# STEP 2 2009 Q8 (spoilers!)

For the shape of the quadrilateral I obtained that opposite sides of the quadrilateral are equal and parallel. I incorrectly came to the conclusion that it is a square. what is an easy way to determine that it was in fact a parallelogram?

Could you please check the working below:

p = λ(a) + (1-λ)b and q = c + μ(a - c)

CQ × BP = AB × AC

⇒ ⟦μ(a -c)⟧⟦λ(a-b)⟧=⟦b-a⟧⟦c-a⟧
⇒⟦μ⟧ = 1/⟦λ⟧
since λ and μ > 0
μ = 1/λ

IF PQ intersects point D then :

r = OP + t(PQ) = d for a parameter t / OP and PQ are vectors

Using this I obtained :

(c + 1/λ (a -c)) + t(a(1/λ - λ) - b(1-λ) + c(1-1/λ)) = -a + b +c

Equating non - parallel vectors:

t= 1/λ -1 ,
t= -1/1-λ,
t= -1/1-λ ( again)

since ⟦λ⟧ < 1 then there exists a value of t for this range, so PQ always passes through D as these equations are consistent.

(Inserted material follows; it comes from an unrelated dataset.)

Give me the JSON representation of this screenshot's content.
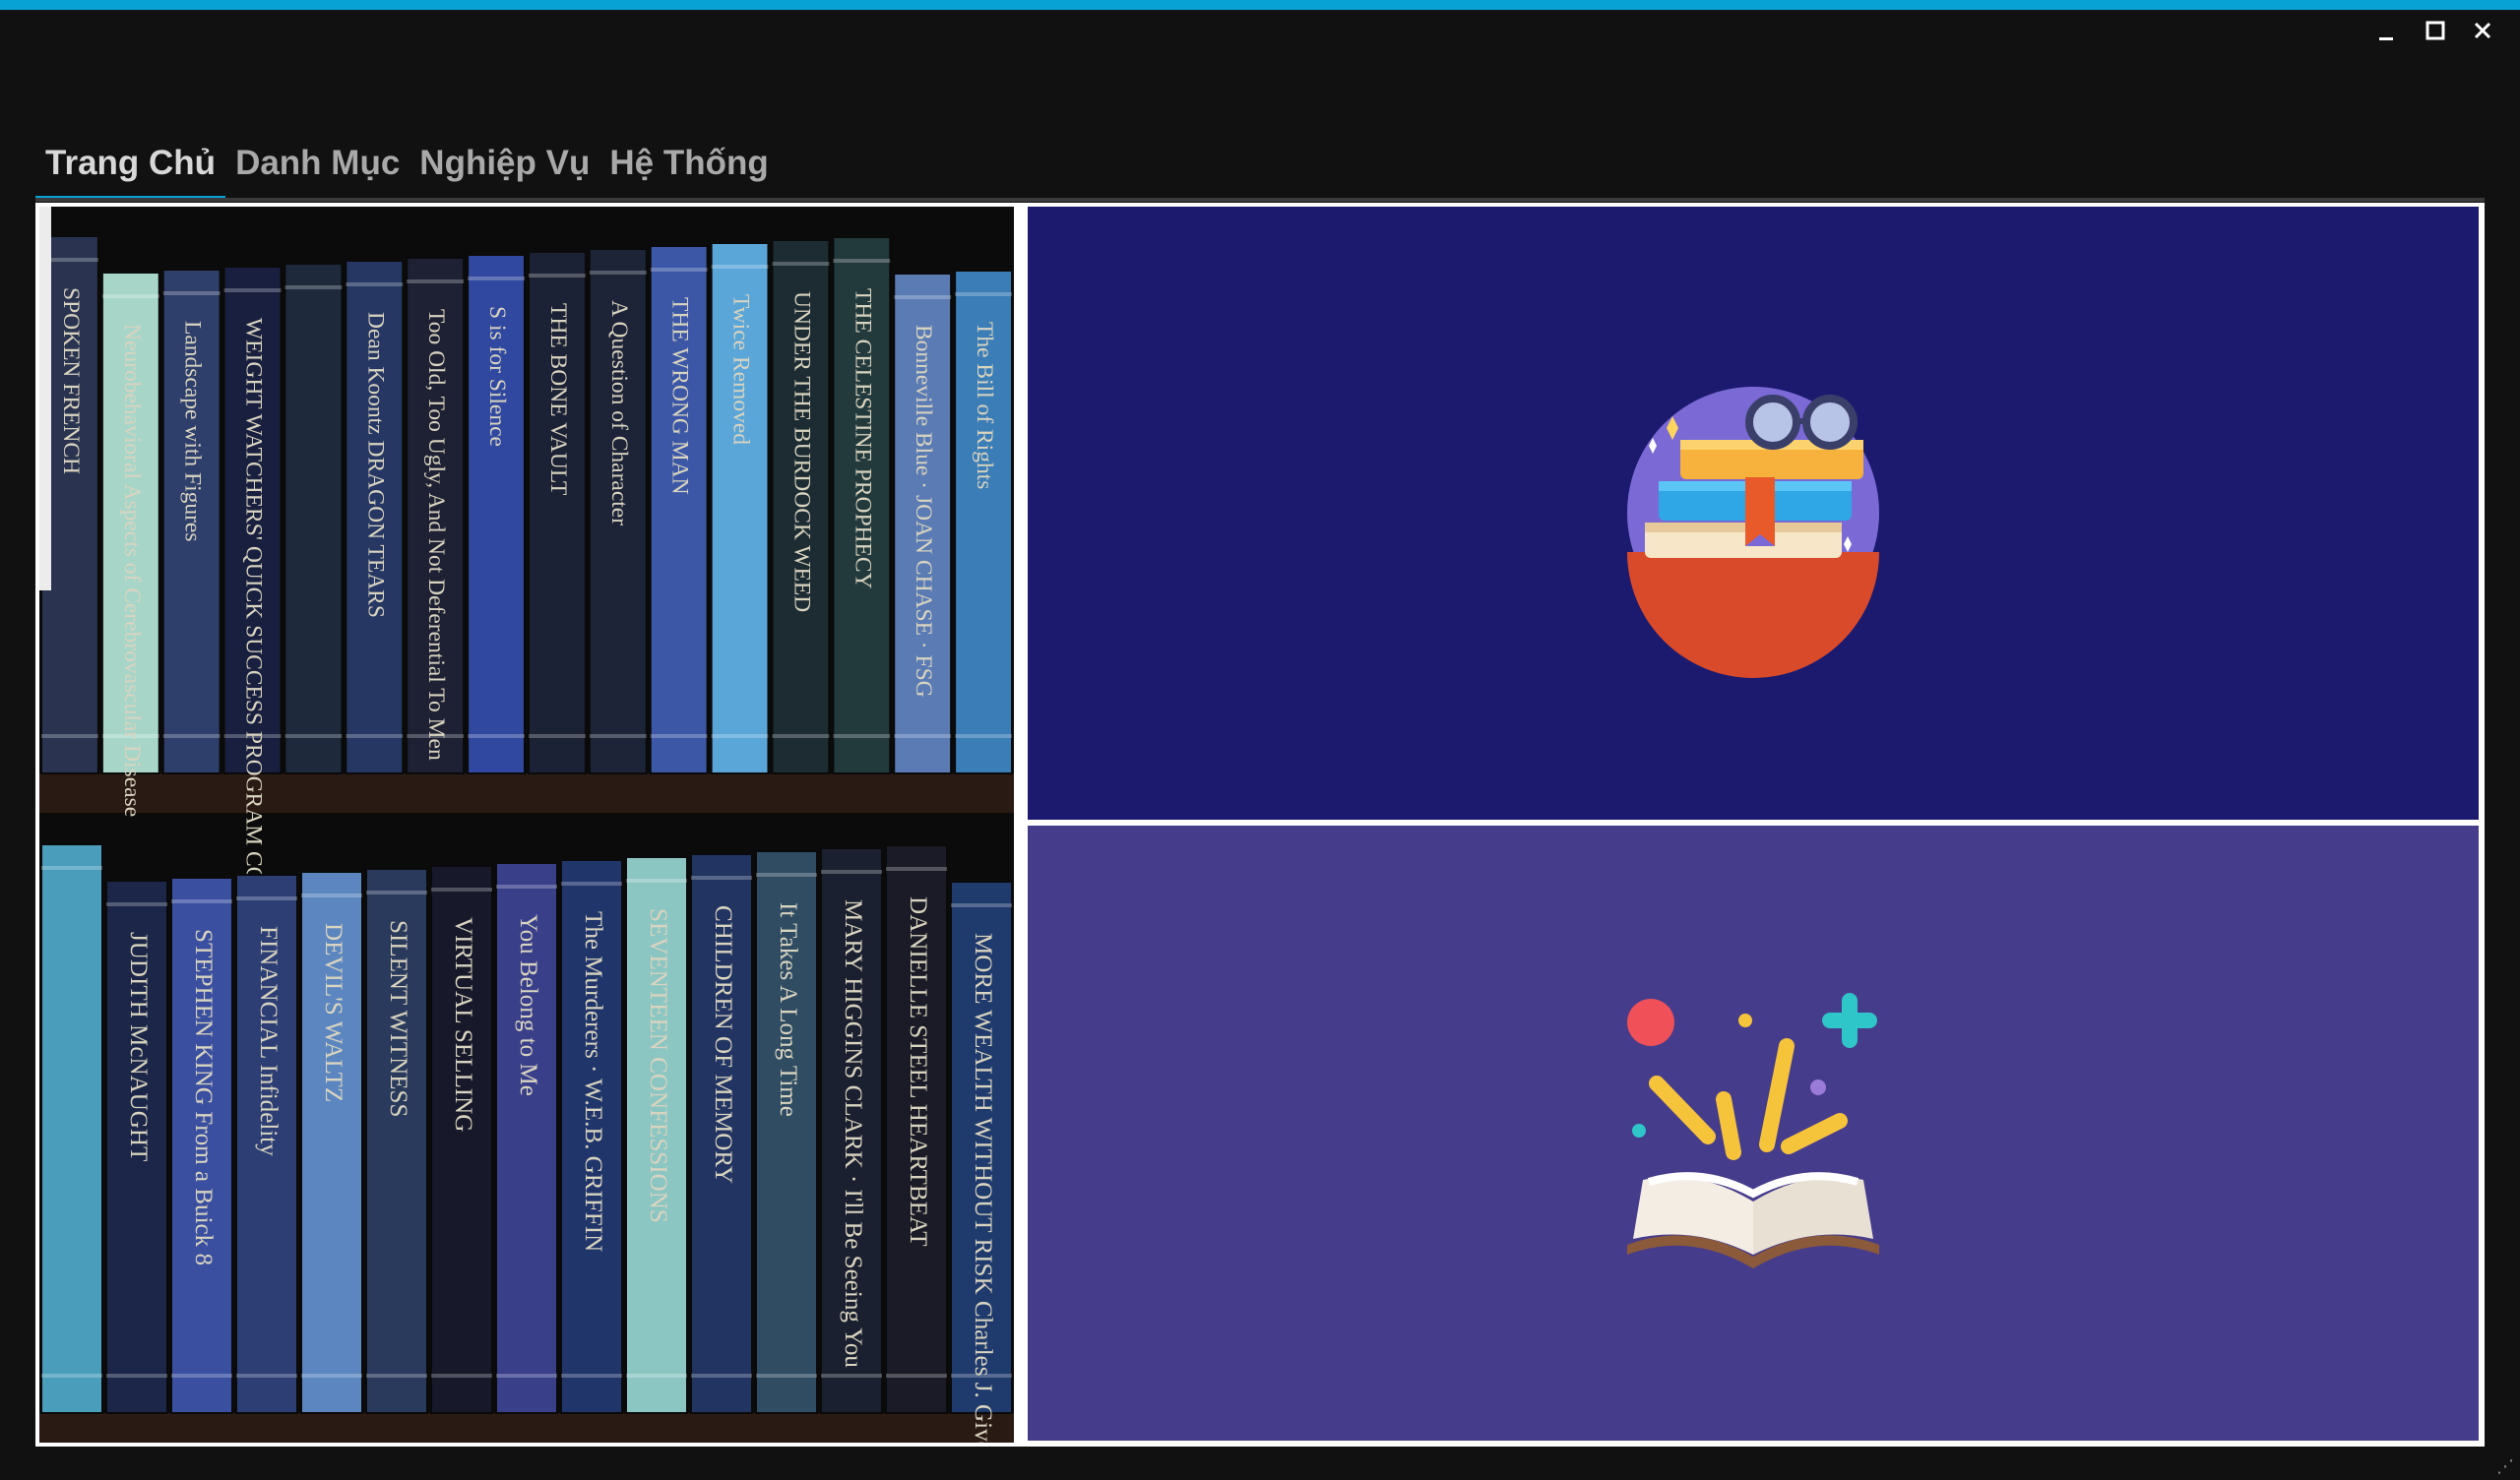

The first part (showing $\mu = \frac{1}{\lambda}$) is fine. For the second part, you shouldn't start with "If $PQ$ intersects point $D$ then", since you are effectively assuming the thing you are trying to prove. However, you can fix it by saying "$PQ$ passes through point $D$ if and only if ...", since the condition you are using is both necessary and sufficient. The rest of this part is then fine.